En 1996, la France et le monde apprenait avec stupeur l'enlèvement de sept moines en Algérie, dont le supérieur Christian de Chergé. Tibhirine, petit village au sud d'Alger devenait ainsi célèbre. A l'époque, le cardinal Lustiger avait allumé, sept lampes dans Notre Dame de Paris comme signe d'espérance pour ces religieux ayant offert leur vie à Dieu. En avril, les têtes des moines étaient restitués et les funérailles célébrées à Alger dans une grande émotion. Quelques mois plus tard, lors de son voyage en France, Jean Paul II rendait hommage à ces moines à Saint Laurent sur Sèvre.

Beaucoup auraient oublié s'il n'y avait eu ce film "Des hommes et des dieux" primé à Cannes. Depuis quelques jours, tous les média français saluent ce chef d'oeuvre.

Hier, à Paris, une séance spéciale nous a permis de "voir" ce film. J'y étais avec 20 autres évêques, dont notre évêque brésilien en résidence dans le Val d'Oise, Mgr Pinheiro. La réception avant le film permet de multiples rencontres, dont celles de musulmans de Pontoise et celle avec Michael Lonsdale - un ami de longue date- qui interpréte admirablement le frère Luc, médecin qui soignait la population locale.

Puis, dans la salle bourrée des 200 invités, nous entendons un double témoignage, un musulman et un catholique. Azzedine Gaci, responsable du CRCM (conseil régional des musulmans) de Lyon et le cardinal Barbarin explique le voyage-pélerinage qu'ils firent ensemble à Tibhirine en février 2007. Témoignage bouleversant de l'amitié entre croyants.

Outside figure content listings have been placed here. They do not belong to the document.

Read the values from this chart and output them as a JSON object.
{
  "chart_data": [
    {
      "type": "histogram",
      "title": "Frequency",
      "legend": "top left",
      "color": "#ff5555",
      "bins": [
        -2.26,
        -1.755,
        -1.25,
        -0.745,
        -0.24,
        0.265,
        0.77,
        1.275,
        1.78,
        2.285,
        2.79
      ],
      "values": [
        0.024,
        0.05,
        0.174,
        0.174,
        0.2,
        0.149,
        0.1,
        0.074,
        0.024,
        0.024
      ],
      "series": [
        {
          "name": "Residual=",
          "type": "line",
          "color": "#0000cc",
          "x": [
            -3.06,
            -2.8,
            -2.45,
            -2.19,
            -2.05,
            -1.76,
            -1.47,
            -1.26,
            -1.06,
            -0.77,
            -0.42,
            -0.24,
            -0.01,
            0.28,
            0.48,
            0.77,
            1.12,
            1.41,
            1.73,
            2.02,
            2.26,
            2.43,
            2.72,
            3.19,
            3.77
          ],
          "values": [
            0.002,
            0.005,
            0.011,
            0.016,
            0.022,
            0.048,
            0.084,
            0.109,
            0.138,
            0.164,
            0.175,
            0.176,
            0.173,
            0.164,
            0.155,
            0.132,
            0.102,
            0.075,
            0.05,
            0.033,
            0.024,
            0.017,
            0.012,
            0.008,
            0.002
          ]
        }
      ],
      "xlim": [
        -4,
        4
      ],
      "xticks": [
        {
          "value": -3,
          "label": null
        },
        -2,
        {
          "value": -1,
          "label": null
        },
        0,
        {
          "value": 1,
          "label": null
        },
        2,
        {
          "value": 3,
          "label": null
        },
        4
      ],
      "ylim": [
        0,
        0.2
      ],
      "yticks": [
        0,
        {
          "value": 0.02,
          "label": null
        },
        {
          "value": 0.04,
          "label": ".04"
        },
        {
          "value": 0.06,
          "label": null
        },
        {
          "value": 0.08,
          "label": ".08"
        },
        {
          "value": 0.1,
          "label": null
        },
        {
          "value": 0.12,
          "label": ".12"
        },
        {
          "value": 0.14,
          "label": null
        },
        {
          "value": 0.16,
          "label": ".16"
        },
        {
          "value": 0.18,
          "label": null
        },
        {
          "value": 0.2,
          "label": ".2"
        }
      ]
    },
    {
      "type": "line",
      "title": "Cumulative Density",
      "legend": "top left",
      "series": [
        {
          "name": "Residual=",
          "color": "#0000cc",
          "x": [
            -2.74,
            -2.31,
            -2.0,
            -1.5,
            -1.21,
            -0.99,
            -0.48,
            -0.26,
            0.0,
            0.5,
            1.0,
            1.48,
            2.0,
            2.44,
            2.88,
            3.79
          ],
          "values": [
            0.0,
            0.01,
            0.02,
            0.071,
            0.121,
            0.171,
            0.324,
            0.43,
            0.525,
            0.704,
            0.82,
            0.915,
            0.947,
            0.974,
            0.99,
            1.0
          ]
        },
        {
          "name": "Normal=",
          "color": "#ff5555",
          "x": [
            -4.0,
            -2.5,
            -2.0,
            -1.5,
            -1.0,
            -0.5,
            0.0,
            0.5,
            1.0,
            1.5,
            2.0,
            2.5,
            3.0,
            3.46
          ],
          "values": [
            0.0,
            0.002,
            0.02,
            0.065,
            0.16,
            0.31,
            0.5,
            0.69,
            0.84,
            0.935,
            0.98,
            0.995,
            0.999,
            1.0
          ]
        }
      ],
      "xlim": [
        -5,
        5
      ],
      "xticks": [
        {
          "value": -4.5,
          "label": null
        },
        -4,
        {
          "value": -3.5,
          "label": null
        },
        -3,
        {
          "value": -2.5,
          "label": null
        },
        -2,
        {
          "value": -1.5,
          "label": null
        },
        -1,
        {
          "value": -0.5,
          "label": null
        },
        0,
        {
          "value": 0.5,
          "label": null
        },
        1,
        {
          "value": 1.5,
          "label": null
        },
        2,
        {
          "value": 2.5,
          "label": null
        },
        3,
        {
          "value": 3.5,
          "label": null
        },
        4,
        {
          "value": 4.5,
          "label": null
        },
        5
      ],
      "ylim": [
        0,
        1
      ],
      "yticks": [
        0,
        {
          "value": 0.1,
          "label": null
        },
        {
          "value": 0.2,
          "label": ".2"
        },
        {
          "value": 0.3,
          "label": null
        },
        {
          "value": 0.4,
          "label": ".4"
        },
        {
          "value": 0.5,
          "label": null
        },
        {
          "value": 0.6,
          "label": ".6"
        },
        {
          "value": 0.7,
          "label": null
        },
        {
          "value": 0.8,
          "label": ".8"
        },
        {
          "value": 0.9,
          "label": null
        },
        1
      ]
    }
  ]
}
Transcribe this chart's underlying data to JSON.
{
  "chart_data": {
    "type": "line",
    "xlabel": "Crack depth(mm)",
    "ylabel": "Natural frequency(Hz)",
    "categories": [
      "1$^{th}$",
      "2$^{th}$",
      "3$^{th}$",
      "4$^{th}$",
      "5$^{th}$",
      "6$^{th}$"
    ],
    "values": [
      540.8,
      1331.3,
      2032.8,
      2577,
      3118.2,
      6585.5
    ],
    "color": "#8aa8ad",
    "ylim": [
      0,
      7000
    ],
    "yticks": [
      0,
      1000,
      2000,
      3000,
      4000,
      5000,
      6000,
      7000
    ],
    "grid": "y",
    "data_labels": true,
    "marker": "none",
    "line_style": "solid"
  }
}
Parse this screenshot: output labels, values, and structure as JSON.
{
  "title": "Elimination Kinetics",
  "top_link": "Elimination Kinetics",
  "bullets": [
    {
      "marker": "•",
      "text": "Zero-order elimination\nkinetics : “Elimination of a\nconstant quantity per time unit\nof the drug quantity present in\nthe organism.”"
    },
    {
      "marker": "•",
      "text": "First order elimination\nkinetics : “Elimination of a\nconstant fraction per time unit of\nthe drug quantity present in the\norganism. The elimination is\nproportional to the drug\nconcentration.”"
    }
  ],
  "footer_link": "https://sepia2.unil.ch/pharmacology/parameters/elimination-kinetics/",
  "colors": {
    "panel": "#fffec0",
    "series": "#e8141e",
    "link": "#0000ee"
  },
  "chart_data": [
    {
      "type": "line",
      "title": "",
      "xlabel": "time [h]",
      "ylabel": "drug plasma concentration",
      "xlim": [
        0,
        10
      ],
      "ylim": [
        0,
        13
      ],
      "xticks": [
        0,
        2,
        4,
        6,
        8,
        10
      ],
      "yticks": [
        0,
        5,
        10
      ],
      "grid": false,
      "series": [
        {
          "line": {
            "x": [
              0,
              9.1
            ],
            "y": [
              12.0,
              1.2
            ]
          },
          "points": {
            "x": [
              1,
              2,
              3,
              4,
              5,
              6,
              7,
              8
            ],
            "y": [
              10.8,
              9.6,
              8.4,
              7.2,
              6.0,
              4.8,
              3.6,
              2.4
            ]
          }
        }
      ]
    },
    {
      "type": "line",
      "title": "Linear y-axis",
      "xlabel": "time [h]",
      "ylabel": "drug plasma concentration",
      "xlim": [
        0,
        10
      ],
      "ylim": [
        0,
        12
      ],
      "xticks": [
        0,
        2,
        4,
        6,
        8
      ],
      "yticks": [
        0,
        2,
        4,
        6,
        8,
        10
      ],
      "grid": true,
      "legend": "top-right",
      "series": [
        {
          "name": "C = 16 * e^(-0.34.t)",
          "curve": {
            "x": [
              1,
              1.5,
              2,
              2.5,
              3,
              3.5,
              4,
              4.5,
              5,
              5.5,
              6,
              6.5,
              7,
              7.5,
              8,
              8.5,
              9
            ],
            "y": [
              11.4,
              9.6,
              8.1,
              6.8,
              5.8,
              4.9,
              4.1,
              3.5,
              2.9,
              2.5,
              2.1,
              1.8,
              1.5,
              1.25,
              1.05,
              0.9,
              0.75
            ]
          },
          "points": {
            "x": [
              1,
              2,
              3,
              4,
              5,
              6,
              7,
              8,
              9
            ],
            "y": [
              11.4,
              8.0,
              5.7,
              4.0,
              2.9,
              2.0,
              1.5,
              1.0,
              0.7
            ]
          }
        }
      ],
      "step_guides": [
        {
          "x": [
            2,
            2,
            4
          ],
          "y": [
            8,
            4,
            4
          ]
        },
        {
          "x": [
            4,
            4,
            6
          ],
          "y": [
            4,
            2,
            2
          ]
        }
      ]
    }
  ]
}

Le film peut alors être projeté dans une ambiance exceptionnelle. Tous, nous sommes comme saisis par la beauté des images, la force de la prière, les échanges entre les moines et les Algériens confrontés à la violence en ces années 90. Certaines scènes sont bouleversantes, comme le dernier "chapitre" au cours duquel les moines décident en leur âme et conscience de rester. L'ultime Eucharistie, l'arrivée des ravisseurs et la dernière image, comme une montée vers le Calvaire. Disciples du Christ, mais en même temps, frères universels.

Je vais très rarement au Cinéma, comme lu plupart de mes frères évêques. Mais depuis le prix donné à Cannes en mai dernier, je me promettais bien d'aller voir ce superbe film. Par certains côtés, il m'a rappelé "Le Grand Silence" sur les Chartreux ou encore "Thérèse" de Cavalier il y a déjà 25 ans.

Amis qui lisez ce papier, allez absolument voir ce film! C'est une superbe méditation sur la vie avec d'autres et comme une prière continue avec les trappistes!